– Артист Анатолий Евграфов Котомцев, – отрекомендовался Котомцев. – А это мой товарищ по сцене, Суслов.
– Крещен Ексакустодианом, но для удобства прошу звать просто Егором Васильичем. На Ексакусто… тьфу! На это имя я больше даже и не откликаюсь, – вставил свое слово Суслов.
– Очень приятно, господа, очень приятно… Прошу покорно садиться, – заговорила хозяйка и, усадив гостей, и сама уселась на маленький диванчик, уютно прислонившись к спинке его. – Неужели вы приехали давать спектакли в нашем захолустном Гусятникове?
– Вообразите, да… – отвечал Котомцев. – Буду говорить прямо, по душе… – начал он.
– Ты уж, Котомцев, не утаивая ни единого слова, не щадя ни родства, ни дружбы, по чистой совести и правде… – перебил его Суслов и захихикал.
– Молчи… Буду перед вами говорить откровенно… – продолжал Котомцев. – Вы женщина образованная, а потому поймете меня. Ваше имя, отчество позвольте узнать?
– Ольга Сергеевна, – дала ответ хозяйка.
– Мы захудалые актеры, Ольга Сергеевна. Долго ждали ангажемента на зимний сезон, да так и не дождались. Не потому не дождались, чтобы уж хуже других были, а просто оттого, что нашего брата актера очень уж много развелось на святой Руси. Каждый выгнанный гимназист – актер, каждая сбежавшая от мужа жена – актриса. Некуда деться – в актеры. Так мы актеры, не получившие ангажемента. А между тем пить-есть надо. Вот мы и составили сосьетэ, артистическое товарищество, заложились, собрали последние крохи и поехали играть по маленьким городам и городишкам. Ехать в большие города – там везде антрепренеры и большие труппы, так мы по маленьким городкам, где нет постоянных театров. Да ведь и товарищество наше маленькое и даже, можно сказать, самое мизерное. Я, жена, моя свояченица, резонер и благородный отец Днепровский, его супруга – комическая старуха, гранд-дам Безымянцева с супругом на народные роли и роли лакеев и вот комик Суслов, – кивнул Котомцев на товарища.
– Холост. Без супруги. Никогда не был женат и, по всем вероятиям, не буду… – привстал тот и комически поклонился хозяйке.

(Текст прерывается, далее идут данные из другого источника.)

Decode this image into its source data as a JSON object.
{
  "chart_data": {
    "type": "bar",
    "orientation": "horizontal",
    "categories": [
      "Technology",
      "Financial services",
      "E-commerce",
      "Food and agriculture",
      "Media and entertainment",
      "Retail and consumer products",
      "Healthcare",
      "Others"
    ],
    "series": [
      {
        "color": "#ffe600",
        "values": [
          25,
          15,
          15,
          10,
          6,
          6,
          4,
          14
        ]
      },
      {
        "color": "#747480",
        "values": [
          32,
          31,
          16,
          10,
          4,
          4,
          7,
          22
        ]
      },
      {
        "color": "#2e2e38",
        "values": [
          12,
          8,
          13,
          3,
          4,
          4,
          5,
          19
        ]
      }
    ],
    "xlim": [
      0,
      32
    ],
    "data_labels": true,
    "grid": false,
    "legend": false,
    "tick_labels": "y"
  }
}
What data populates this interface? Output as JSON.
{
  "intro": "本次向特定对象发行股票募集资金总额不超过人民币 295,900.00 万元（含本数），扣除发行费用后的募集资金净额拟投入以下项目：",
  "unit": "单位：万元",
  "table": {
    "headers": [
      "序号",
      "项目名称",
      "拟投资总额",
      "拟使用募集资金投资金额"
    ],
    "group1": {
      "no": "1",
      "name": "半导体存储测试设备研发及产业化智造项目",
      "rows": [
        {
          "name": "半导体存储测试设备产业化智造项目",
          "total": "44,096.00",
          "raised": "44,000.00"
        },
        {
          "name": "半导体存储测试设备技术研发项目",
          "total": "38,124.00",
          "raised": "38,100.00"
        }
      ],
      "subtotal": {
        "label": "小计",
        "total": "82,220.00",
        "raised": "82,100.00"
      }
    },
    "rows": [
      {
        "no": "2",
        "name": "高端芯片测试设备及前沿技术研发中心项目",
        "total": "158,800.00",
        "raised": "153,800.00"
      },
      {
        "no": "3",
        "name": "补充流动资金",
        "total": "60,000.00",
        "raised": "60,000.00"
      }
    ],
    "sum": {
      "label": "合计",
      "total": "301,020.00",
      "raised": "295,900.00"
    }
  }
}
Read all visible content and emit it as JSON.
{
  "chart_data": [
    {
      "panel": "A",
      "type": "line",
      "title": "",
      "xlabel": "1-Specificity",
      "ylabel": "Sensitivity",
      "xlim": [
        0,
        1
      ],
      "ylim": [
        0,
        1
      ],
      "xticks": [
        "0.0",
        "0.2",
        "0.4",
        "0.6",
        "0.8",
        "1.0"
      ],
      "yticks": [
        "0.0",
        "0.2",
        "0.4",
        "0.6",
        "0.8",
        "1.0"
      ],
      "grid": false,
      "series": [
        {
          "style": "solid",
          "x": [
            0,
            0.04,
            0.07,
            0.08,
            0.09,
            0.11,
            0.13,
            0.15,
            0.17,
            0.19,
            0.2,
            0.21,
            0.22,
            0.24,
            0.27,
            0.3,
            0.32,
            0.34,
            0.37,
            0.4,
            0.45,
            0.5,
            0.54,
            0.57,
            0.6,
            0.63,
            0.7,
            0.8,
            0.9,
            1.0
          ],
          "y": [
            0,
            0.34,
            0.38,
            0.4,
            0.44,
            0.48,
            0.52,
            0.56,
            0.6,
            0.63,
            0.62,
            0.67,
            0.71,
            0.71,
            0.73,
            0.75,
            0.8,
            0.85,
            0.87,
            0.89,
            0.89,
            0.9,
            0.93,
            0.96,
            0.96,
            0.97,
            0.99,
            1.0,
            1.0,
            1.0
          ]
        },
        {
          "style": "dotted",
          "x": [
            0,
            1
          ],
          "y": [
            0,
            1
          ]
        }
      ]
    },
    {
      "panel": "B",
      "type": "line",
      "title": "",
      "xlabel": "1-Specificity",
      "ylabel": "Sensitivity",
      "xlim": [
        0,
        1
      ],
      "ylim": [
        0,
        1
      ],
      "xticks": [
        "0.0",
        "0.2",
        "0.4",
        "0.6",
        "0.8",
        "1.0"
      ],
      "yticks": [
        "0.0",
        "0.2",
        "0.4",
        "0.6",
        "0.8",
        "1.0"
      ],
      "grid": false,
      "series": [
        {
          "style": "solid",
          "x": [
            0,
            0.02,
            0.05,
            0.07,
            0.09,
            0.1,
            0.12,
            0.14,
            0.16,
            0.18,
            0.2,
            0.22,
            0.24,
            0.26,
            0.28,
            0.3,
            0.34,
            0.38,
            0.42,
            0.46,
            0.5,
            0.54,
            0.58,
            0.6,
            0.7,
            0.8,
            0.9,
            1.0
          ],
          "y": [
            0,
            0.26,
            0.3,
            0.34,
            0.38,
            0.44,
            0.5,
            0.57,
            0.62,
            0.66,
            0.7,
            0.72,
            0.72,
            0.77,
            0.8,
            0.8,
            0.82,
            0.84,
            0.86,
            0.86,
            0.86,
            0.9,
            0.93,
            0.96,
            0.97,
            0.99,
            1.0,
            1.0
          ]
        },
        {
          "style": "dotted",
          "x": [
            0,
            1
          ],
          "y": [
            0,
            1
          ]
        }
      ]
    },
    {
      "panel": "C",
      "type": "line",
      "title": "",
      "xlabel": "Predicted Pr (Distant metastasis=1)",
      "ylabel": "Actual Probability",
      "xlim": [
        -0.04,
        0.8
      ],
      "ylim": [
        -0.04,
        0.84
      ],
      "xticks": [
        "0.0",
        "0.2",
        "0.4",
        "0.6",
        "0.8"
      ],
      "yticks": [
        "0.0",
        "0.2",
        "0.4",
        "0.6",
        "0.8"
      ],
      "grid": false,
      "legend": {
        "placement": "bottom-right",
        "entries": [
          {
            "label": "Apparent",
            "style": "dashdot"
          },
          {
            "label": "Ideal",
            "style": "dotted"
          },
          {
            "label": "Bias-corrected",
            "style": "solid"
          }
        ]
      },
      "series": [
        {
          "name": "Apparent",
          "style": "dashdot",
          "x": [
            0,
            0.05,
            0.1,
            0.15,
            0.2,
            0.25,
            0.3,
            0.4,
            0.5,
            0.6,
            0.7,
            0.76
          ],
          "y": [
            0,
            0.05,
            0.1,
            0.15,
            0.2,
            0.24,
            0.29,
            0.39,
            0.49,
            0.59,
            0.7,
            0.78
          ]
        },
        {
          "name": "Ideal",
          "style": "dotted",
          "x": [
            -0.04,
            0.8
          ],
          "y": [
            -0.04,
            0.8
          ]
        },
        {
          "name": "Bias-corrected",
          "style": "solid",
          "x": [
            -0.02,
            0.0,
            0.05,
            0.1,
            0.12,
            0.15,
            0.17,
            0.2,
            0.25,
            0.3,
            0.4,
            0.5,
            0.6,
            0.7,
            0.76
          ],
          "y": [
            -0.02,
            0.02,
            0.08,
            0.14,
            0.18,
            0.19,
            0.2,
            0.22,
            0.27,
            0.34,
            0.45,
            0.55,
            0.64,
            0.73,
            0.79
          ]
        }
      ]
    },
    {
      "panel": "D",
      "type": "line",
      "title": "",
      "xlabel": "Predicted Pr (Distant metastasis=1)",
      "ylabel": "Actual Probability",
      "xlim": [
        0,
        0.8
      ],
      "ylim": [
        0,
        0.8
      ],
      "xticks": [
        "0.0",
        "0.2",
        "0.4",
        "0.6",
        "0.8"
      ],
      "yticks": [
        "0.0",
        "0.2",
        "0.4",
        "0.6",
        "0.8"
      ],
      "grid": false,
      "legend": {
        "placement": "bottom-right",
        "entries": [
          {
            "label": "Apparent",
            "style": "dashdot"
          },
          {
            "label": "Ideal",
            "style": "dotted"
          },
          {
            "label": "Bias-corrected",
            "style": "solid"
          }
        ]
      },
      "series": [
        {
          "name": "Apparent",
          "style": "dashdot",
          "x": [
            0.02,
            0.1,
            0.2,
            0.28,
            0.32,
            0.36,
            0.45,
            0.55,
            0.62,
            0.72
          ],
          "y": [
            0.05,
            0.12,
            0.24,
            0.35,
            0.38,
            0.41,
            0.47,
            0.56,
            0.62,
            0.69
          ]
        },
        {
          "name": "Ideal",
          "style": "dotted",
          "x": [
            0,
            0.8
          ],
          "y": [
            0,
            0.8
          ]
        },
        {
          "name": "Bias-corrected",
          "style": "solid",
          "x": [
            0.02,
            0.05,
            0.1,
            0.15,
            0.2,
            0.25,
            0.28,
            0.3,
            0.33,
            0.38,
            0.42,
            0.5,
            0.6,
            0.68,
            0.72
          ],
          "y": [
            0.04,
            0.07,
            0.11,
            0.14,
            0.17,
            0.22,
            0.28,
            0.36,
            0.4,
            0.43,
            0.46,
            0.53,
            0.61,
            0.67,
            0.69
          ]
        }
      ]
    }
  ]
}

– Сиди. Не дурачься. Я говорю серьезно, – остановил Суслова Котомцев и продолжал: – В ваше Гусятниково наше сосьетэ делает первый визит и на первых порах терпит неудачу. Оказывается, театра здесь нет. Как распорядитель товарищества, еду с визитом к голове просить под спектакли залу в ратуше – и встречаю невежество: стесняется предоставить нам залу, опасаясь, что Бог его накажет. Полиция на нас смотрит косо. Случайно узнаю, что есть здесь в посаде просвещенные друзья искусства, актеры-любители, то есть вы и ваш супруг, – и вот я у ваших ног.
Котомцев выпрямился во весь рост, заложил руку за борт пиджака и поклонился.
– Примите под свое покровительство, протяните руку товарищам по искусству и своим влиянием и участием в спектаклях помогите голодающим артистам, – сказал он и прибавил: – Говорю прямо – голодающим, ибо, если мы не поставим здесь спектаклей, не возьмем хоть каких-нибудь сборов, нам не только не выехать куда-нибудь отсюда, но и пить-есть будет не на что.
– С удовольствием, с удовольствием… – заговорила лесничиха, вся вспыхнув и протягивая руку Котомцеву. – Мы с мужем сделаем все, что возможно. Ах, как жалко, что его нет дома и он в отъезде! Но он дня через два вернется. Должна вам сказать, что я большая любительница играть. Я воспитывалась в Петербурге и много, много играла на любительских сценах, но вышла замуж, и судьба забросила меня в здешнее захолустье. Впрочем, и здесь время от времени мы даем спектакли. На Пасхе я давала спектакль, в прошлом году на святках…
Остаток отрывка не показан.